1 DECIDE RELATE INFER VISUALISE EVALUATE

2 Before a journey begins, we mentally map out our route. Before we tackle any reading we imagine where it will take us. This is helpful because it tells us what we expect from the text, or helps us to realise what we want from it. By looking at our predictions and expectations now, we can EVALUATE our reading in meaningful ways at a later stage.

3 Why am I reading this? What can I do to make the reading more purposeful? What reading strategies might be most useful here? What predictions can I make about the text? Why am I making those particular predictions? How will this end?

4 We bring all our previous learning and experience with us to our reading. Consequently, we relate on a personal level to texts and texts relate to each other. As we look at the text, it may sit in a landscape that is familiar to us with recognisable landmarks and signs that will be useful. The emerging reader may find they’re in unrecognisable territory because the subject matter, the style or the form are impossible to relate to.
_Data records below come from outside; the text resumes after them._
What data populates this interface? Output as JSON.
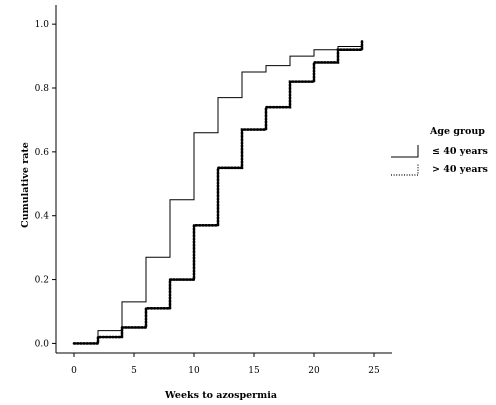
{
  "chart_data": {
    "type": "line",
    "step": true,
    "xlabel": "Weeks to azospermia",
    "ylabel": "Cumulative rate",
    "xlim": [
      -1.5,
      26.5
    ],
    "ylim": [
      -0.03,
      1.06
    ],
    "x_ticks": [
      0,
      5,
      10,
      15,
      20,
      25
    ],
    "x_tick_labels": [
      "0",
      "5",
      "10",
      "15",
      "20",
      "25"
    ],
    "y_ticks": [
      0.0,
      0.2,
      0.4,
      0.6,
      0.8,
      1.0
    ],
    "y_tick_labels": [
      "0.0",
      "0.2",
      "0.4",
      "0.6",
      "0.8",
      "1.0"
    ],
    "grid": false,
    "legend": {
      "title": "Age group",
      "placement": "right"
    },
    "series": [
      {
        "name": "≤ 40 years",
        "line_style": "solid",
        "color": "#000000",
        "steps": [
          [
            0,
            0.0
          ],
          [
            2,
            0.04
          ],
          [
            4,
            0.13
          ],
          [
            6,
            0.27
          ],
          [
            8,
            0.45
          ],
          [
            10,
            0.66
          ],
          [
            12,
            0.77
          ],
          [
            14,
            0.85
          ],
          [
            16,
            0.87
          ],
          [
            18,
            0.9
          ],
          [
            20,
            0.92
          ],
          [
            22,
            0.93
          ],
          [
            24,
            0.94
          ]
        ]
      },
      {
        "name": "> 40 years",
        "line_style": "dotted",
        "color": "#000000",
        "steps": [
          [
            0,
            0.0
          ],
          [
            2,
            0.02
          ],
          [
            4,
            0.05
          ],
          [
            6,
            0.11
          ],
          [
            8,
            0.2
          ],
          [
            10,
            0.37
          ],
          [
            12,
            0.55
          ],
          [
            14,
            0.67
          ],
          [
            16,
            0.74
          ],
          [
            18,
            0.82
          ],
          [
            20,
            0.88
          ],
          [
            22,
            0.92
          ],
          [
            24,
            0.95
          ]
        ]
      }
    ]
  }
}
Pupils should therefore be encouraged to actively seek the connections that will aid understanding and make the textual landscape more familiar. It’s useful to make links to prior reading and learning and to aspects of their own lives or the media as they find connections that help them to understand and explore unfamiliar reading material.

5 Have I come across this kind of text before? What should I expect from a piece of writing like this? Have I seen these ideas anywhere else? Does this connect to my prior learning from this or any other subject? How do I feel about this? Why? Do I agree with this? Why/why not? Will this change the way I feel or what I think about this?
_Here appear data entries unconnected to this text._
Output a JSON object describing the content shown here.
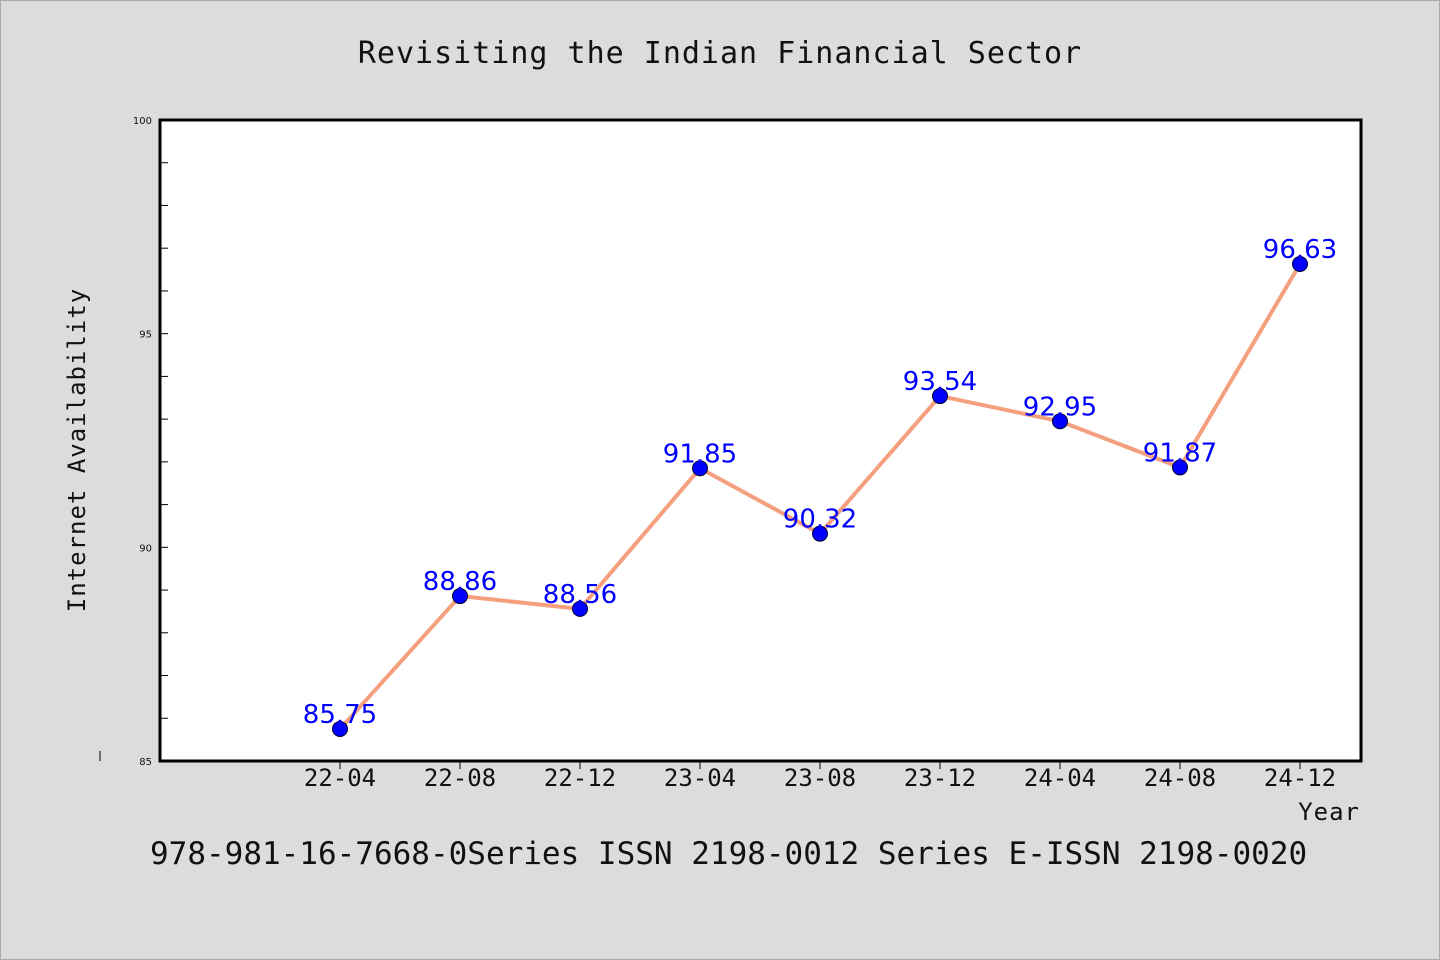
{
  "chart_data": {
    "type": "line",
    "title": "Revisiting the Indian Financial Sector",
    "xlabel": "Year",
    "ylabel": "Internet Availability",
    "categories": [
      "22-04",
      "22-08",
      "22-12",
      "23-04",
      "23-08",
      "23-12",
      "24-04",
      "24-08",
      "24-12"
    ],
    "series": [
      {
        "values": [
          85.75,
          88.86,
          88.56,
          91.85,
          90.32,
          93.54,
          92.95,
          91.87,
          96.63
        ]
      }
    ],
    "data_labels": [
      "85.75",
      "88.86",
      "88.56",
      "91.85",
      "90.32",
      "93.54",
      "92.95",
      "91.87",
      "96.63"
    ],
    "ylim": [
      85,
      100
    ],
    "y_ticks": [
      85,
      90,
      95,
      100
    ],
    "y_tick_labels": [
      "85",
      "90",
      "95",
      "100"
    ],
    "grid": false,
    "legend": "none",
    "line_color": "#f4a07f",
    "marker_color": "#0000ff",
    "label_color": "#0000ff",
    "background_color": "#dcdcdc",
    "plot_background_color": "#ffffff"
  },
  "footer": {
    "text": "978-981-16-7668-0Series ISSN 2198-0012 Series E-ISSN 2198-0020"
  }
}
6 Decoding surface meaning is obviously essential to our basic comprehension of texts. Frequently, however, it is necessary to dig beneath the surface and discover the less obvious meanings being implied by the writer. Inference requires higher order thinking and leads to interpretation and the possibility that there may be multiple meanings to sift through and analyse. This can often be the most rewarding type of reading as the reader claims ownership over the meaning they have inferred for themselves.
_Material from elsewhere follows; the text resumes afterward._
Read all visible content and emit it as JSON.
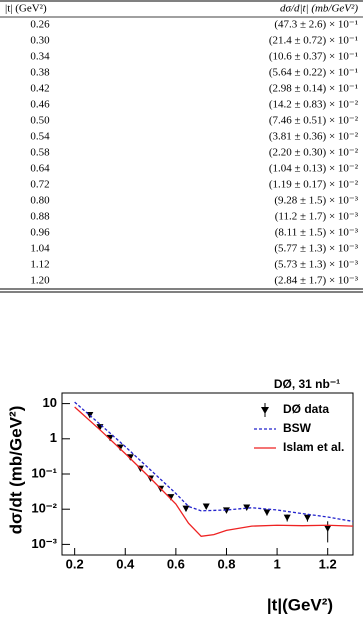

7 What is the writer suggesting here? Is there another way to read this? Can this be read in a number of ways? What is the tone of the writing here? How does the writer seem to feel about this subject?

8 Proficient readers are good at building mental images as they read: picturing the scenes, situations, arguments or processes that the writer describes. The more able might be encouraged to explain how the writer has conjured these images. It is also useful to visualise the reading process itself in order to understand it more clearly. In this way, pupils stand back from the text to ask themselves where they are in the reading journey, how it might continue and what signposts have directed them through it.

9 How do I picture this? Is the image a positive one? Does the writer successfully conjure the image they are aiming at? How/why not? Where am I on the reading journey at this point? What signposts has the writer given? Where might the text go from here?

10 Whereas it seems most apt to evaluate at the end of the reading process, and indeed this is a valuable part of the reading journey, it is also important to monitor and review continually during and throughout the reading of extended texts. Pupils should be encouraged to use techniques of problem solving in relation to what they read: turning the “clunks” of getting stuck into “clicks” of understanding. As they encounter unfamiliar words or challenging expressions, readers use a range of methods to make meaning: hypothesising possible interpretations, using the context, linking to similar words etc. Thus, successful readers are able to tackle challenging texts independently and with confidence.

11 Why isn’t this making sense? Did I read it properly the first time? What clues are there in the rest of the text to help me? How did the text match my expectations? How successful was the text in meeting its aims? Did I enjoy reading this? Was it useful?